By Patricia MacLachlan
“You were the first” reminds an oldest child that she will always be the first to her parents. She was the first to be born to them, and therefore their first to go through each milestone, and this makes her special to them in a unique way. The book does not introduce a new baby, but ends with a subtle hint towards one. It may be a good tool to start a conversation about family roles and each child’s precious place.

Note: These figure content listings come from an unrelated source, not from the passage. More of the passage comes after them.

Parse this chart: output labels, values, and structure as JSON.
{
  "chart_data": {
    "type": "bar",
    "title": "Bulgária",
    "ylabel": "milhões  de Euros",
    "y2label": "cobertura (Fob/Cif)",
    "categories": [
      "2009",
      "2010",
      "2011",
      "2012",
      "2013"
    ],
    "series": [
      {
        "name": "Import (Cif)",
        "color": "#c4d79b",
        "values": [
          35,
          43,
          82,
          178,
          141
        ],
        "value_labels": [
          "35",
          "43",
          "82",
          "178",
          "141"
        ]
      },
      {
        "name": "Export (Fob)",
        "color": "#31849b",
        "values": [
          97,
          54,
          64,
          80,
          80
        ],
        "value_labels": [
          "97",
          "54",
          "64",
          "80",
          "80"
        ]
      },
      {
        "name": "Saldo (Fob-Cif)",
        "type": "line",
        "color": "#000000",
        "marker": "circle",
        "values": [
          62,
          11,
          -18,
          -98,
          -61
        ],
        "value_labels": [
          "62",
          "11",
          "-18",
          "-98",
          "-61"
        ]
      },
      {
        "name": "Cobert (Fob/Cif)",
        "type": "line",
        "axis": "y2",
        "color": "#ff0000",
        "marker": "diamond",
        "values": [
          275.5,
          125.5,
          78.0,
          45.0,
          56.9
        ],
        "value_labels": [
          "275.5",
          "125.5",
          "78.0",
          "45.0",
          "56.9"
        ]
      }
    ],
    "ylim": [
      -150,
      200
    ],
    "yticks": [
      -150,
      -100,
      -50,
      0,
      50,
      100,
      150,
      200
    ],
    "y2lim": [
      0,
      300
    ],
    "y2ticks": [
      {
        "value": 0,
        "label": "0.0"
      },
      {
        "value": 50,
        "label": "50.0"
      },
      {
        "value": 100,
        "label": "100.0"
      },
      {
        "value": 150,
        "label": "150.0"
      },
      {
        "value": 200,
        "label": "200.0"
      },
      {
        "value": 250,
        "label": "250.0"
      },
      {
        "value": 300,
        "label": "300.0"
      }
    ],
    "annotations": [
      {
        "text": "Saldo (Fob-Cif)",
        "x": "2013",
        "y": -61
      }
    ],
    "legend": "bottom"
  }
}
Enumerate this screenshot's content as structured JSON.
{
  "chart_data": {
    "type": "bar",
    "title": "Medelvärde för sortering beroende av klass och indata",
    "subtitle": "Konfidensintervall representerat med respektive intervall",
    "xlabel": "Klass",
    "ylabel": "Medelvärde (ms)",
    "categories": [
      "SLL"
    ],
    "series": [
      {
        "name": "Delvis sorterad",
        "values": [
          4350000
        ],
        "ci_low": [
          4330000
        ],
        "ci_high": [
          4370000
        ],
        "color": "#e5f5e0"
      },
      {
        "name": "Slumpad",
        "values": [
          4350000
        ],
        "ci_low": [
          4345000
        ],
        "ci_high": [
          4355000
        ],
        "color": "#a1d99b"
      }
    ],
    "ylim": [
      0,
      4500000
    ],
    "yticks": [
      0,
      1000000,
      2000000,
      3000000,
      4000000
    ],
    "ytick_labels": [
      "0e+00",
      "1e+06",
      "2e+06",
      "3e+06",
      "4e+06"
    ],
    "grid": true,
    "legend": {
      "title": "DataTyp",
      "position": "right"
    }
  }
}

“I’m a Big Brother/Sister”
By Joanna Cole
This book has two versions, depending whether your toddler is becoming a big brother or a big sister. With a note to parents about the older child’s emotional needs, this book tries to touch upon the delicate nature of change in a family. The language is simple, which is perfect for young readers. The narrator explains a lot about a baby’s needs and behaviors, while showing their sibling connection as well: “Our baby likes to look at me.”
“What Brothers Do Best”
By Lauren Numeroff
With detailed and hilarious illustrations, readers learn about the wonderful things that older and younger siblings can do together. Children will take away the message that having a sibling is a special blessing that will make everything even more fun!
“Babies Don’t Eat Pizza”
By Dianne Danzig
This book is excellent for an older sibling who needs a more in-depth introduction to new baby, whether because he is older than a toddler, or simply has more questions. It would be a bit text-heavy for very young children, but for those whose attention will hold, it can be a wonderful tool. Pictures are friendly and colorful, and the child reading will receive enough information so that he won’t be scared by the changes coming.
By Lori Nichols
Maple is a lovable, mature and wholesome narrator. She tells the readers about the tree that her parents planted for her before she was born, and how she and the tree have continued to grow. Now, a new sister is coming. She will also have her own tree, a willow. Nichols goes on to write more stories about the sister pair Maple and Willow, who become the best of friends.